Bottom Line: Free video calling services like Skype are the frontier for real-time, face-to-face communication for many long-distance couples, providing they have adequate internet services and the necessary computer hardware (i.e. a webcam). However, overuse of video calling can result in an unhealthy dependence on the service to fill physical intimacy needs that can only be met by real meetings between lovers.


While each of the aforementioned types of communication vary in strengths, weakness, application, and involvement in modern technologies, the most important weapon an LDR participant can have at their disposal is a variety of communication options, to suit a multitude of circumstances. And of course, a little creativity.


Courtesy of morgueFile under free usage rights.

Again, I speak from experience. My boyfriend and I face the four months of summer apart, aside from one or two weekend visits during that time. Until September’s arrival, we have been making do by texting throughout the work days, WhatsApping at home (he gets bad reception at home, I only have internet at home), and Skype Video calling in the evenings. We have even watched TV shows together and stayed in touch using IM services throughout! While we both endure the loneliness and heartache that creeps up from time to time, the distance does make us quite passionate and more appreciative of each moment we do have together. Not to mention more excited for the full-time academic season, where we will be united once again!

Granted, our own little version of a LDR is not near as daunting as couples who are more than a few hours apart, and for longer stretches of time. To each his or her own, it seems.
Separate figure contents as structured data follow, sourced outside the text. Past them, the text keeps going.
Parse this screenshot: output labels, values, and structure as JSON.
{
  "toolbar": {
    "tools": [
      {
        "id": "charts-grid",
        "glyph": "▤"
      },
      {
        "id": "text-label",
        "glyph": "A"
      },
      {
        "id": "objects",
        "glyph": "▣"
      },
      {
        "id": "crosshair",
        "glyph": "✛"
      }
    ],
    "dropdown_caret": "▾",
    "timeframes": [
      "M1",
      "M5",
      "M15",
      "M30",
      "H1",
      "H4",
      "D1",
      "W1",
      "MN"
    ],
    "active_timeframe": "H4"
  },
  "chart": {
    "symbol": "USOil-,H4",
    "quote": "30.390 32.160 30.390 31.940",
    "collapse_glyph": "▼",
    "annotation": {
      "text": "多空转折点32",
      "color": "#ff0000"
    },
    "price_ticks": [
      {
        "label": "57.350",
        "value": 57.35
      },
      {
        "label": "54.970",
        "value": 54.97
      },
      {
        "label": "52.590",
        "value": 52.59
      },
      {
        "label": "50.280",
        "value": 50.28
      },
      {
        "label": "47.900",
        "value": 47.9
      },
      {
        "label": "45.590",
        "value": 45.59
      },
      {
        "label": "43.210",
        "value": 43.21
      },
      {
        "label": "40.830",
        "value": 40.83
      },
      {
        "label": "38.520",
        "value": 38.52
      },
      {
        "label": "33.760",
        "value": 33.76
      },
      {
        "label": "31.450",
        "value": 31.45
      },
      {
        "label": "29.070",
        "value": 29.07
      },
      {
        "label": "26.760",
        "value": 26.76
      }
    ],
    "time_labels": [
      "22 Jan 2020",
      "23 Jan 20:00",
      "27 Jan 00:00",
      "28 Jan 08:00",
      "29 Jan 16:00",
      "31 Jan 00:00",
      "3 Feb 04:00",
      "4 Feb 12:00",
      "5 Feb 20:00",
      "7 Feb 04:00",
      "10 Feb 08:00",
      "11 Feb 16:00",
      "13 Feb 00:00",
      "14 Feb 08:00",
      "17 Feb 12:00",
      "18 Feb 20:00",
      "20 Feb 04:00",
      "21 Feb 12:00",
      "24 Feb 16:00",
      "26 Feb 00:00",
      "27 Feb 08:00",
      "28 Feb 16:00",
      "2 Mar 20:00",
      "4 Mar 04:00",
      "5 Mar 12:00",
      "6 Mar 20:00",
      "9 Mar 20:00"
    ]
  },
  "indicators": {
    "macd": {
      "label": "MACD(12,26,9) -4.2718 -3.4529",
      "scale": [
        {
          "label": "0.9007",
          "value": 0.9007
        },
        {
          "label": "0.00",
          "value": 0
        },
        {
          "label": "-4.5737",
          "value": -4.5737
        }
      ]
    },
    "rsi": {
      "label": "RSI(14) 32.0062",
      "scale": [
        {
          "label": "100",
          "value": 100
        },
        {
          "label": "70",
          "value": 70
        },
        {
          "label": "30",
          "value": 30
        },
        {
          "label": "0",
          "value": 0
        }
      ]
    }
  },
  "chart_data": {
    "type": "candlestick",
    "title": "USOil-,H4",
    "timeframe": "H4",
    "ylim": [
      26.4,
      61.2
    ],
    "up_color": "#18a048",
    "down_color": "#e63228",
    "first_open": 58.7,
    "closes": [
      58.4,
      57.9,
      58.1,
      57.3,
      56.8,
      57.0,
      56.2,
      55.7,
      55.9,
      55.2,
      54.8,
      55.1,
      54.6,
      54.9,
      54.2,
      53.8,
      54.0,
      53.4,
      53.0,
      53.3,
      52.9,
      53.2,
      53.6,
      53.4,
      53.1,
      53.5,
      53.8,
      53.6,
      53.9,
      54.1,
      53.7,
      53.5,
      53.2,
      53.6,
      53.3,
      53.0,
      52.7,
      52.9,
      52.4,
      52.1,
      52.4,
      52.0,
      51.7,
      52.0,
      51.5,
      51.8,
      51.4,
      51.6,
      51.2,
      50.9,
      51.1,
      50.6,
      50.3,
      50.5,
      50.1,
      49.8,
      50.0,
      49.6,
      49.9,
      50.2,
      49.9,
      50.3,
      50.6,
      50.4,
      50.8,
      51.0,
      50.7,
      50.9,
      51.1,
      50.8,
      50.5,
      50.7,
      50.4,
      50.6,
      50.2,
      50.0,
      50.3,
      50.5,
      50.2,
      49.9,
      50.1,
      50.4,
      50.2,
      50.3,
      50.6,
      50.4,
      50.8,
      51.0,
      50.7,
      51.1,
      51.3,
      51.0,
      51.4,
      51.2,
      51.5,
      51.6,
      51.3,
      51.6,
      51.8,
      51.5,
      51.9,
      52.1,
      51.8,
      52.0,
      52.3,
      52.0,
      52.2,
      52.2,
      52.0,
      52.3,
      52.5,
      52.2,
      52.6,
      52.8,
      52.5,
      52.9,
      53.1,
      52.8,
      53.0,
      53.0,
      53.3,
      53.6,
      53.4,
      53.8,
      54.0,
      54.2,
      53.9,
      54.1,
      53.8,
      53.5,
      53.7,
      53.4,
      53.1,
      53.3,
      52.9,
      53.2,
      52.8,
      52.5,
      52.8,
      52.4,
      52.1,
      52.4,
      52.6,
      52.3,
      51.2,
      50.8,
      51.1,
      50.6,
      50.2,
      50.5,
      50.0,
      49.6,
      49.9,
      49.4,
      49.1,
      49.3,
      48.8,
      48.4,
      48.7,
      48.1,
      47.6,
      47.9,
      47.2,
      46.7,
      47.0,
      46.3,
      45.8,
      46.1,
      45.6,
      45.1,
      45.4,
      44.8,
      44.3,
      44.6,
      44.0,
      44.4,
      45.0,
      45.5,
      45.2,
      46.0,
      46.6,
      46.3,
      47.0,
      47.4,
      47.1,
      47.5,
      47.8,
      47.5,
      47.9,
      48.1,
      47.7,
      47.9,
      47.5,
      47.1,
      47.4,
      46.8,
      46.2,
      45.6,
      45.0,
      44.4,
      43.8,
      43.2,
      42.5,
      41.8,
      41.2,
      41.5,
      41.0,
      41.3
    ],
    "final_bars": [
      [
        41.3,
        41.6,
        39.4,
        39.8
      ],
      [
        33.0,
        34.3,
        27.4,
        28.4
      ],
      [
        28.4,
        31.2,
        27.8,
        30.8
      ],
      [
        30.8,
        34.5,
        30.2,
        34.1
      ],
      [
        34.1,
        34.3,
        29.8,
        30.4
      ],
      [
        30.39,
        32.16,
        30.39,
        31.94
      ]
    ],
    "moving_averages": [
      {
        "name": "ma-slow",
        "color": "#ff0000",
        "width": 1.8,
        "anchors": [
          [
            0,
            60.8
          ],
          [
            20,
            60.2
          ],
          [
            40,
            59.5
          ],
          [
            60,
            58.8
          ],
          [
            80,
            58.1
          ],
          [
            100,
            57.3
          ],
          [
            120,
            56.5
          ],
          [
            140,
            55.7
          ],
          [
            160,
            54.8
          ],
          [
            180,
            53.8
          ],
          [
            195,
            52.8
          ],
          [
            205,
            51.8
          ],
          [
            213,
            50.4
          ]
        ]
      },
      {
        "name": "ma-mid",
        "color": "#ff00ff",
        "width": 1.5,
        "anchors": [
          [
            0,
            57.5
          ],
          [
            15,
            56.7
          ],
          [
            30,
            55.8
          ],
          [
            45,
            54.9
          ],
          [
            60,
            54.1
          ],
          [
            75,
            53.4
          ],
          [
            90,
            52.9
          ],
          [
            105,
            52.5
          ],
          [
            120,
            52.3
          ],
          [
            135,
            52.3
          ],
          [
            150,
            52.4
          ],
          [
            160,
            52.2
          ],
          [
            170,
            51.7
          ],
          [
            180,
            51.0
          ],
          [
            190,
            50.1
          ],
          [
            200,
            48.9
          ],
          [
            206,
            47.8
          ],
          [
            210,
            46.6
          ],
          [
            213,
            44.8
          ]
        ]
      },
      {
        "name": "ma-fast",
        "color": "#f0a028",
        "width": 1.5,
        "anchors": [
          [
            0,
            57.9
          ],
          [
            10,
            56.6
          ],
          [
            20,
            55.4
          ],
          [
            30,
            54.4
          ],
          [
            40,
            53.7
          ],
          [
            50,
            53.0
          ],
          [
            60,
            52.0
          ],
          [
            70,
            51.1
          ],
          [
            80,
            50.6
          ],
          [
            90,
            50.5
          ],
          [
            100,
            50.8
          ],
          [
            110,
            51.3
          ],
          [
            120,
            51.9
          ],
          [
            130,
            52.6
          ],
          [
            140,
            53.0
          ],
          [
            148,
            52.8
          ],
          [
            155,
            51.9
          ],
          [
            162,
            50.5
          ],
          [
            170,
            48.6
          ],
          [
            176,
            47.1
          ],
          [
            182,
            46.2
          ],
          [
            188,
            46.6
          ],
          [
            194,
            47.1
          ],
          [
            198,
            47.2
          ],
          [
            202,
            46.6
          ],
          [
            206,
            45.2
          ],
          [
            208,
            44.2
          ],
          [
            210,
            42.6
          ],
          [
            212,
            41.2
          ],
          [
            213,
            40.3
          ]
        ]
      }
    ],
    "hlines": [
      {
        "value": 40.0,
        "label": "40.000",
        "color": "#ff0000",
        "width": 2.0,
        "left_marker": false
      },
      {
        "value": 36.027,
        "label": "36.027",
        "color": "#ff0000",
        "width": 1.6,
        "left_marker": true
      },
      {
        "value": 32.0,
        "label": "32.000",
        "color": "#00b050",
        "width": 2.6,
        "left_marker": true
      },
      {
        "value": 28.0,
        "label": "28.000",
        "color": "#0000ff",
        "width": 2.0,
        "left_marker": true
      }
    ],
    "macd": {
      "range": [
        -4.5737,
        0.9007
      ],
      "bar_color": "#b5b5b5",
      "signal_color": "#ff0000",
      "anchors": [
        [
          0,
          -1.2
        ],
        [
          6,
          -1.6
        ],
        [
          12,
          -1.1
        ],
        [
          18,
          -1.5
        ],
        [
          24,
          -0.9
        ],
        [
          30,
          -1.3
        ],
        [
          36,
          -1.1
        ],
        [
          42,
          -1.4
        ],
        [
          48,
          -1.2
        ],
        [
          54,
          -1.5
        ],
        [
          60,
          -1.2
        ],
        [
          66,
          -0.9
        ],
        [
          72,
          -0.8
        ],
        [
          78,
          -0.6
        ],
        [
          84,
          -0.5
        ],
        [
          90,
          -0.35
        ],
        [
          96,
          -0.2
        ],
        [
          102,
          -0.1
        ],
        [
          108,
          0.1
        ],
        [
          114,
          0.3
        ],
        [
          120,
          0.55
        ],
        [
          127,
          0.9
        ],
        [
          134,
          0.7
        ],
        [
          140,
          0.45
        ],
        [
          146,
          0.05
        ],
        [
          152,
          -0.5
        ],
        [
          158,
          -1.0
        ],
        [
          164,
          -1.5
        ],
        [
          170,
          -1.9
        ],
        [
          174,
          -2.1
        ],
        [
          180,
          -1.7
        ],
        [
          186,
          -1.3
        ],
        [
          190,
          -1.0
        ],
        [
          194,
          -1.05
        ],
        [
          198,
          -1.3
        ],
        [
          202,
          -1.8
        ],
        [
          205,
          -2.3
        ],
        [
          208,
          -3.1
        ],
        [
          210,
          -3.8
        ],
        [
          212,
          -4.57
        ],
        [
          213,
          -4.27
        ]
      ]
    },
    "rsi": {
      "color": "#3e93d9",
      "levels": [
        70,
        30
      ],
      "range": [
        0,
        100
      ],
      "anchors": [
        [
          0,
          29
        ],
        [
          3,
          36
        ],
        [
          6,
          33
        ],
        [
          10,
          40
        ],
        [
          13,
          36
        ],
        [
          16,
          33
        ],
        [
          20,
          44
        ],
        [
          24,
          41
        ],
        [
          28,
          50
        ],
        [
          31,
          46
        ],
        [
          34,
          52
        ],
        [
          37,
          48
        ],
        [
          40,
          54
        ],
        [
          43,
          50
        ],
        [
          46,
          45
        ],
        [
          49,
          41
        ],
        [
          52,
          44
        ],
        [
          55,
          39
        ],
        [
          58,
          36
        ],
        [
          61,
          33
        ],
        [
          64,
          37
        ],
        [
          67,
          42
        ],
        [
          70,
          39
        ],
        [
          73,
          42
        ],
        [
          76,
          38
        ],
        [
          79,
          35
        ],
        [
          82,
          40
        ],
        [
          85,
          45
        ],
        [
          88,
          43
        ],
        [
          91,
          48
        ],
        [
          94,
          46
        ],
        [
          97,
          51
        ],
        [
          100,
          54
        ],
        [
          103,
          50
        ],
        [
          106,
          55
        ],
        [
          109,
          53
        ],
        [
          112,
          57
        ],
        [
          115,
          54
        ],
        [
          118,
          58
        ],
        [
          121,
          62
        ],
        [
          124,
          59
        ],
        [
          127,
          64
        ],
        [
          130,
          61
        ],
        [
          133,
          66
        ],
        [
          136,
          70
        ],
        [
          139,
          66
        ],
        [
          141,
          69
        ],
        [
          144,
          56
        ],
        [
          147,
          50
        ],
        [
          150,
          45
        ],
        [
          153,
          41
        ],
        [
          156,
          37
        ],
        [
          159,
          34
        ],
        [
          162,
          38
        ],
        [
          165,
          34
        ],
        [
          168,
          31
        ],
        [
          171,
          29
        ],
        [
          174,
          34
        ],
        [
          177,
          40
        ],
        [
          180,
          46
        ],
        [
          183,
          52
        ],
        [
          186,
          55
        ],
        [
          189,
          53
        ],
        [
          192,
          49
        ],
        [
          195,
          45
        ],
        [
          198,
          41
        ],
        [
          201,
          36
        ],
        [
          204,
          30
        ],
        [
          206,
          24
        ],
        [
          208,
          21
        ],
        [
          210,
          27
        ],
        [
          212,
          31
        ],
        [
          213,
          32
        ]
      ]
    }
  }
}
Courtesy of morgueFile under free usage rights.

Courtesy of morgueFile under free usage rights.

But above all else, no presently available form of technology can ever replace the bond shared by two people that get to see, hear, smell and feel each other’s presence. There must be regular, physical visitation between partners if the relationship is to last and be beneficial for both parties.


[1] Maguire, C. K., and Kinney, A. T. “When Distance is Problematic: Communication, Coping, and Relational Satisfaction in Female College Students’ Long-Distance Dating Relationships.” Journal of Applied Communication Research. 1.38 (2010):27-46. Scholars Portal Journals. Web. 25 June 2013.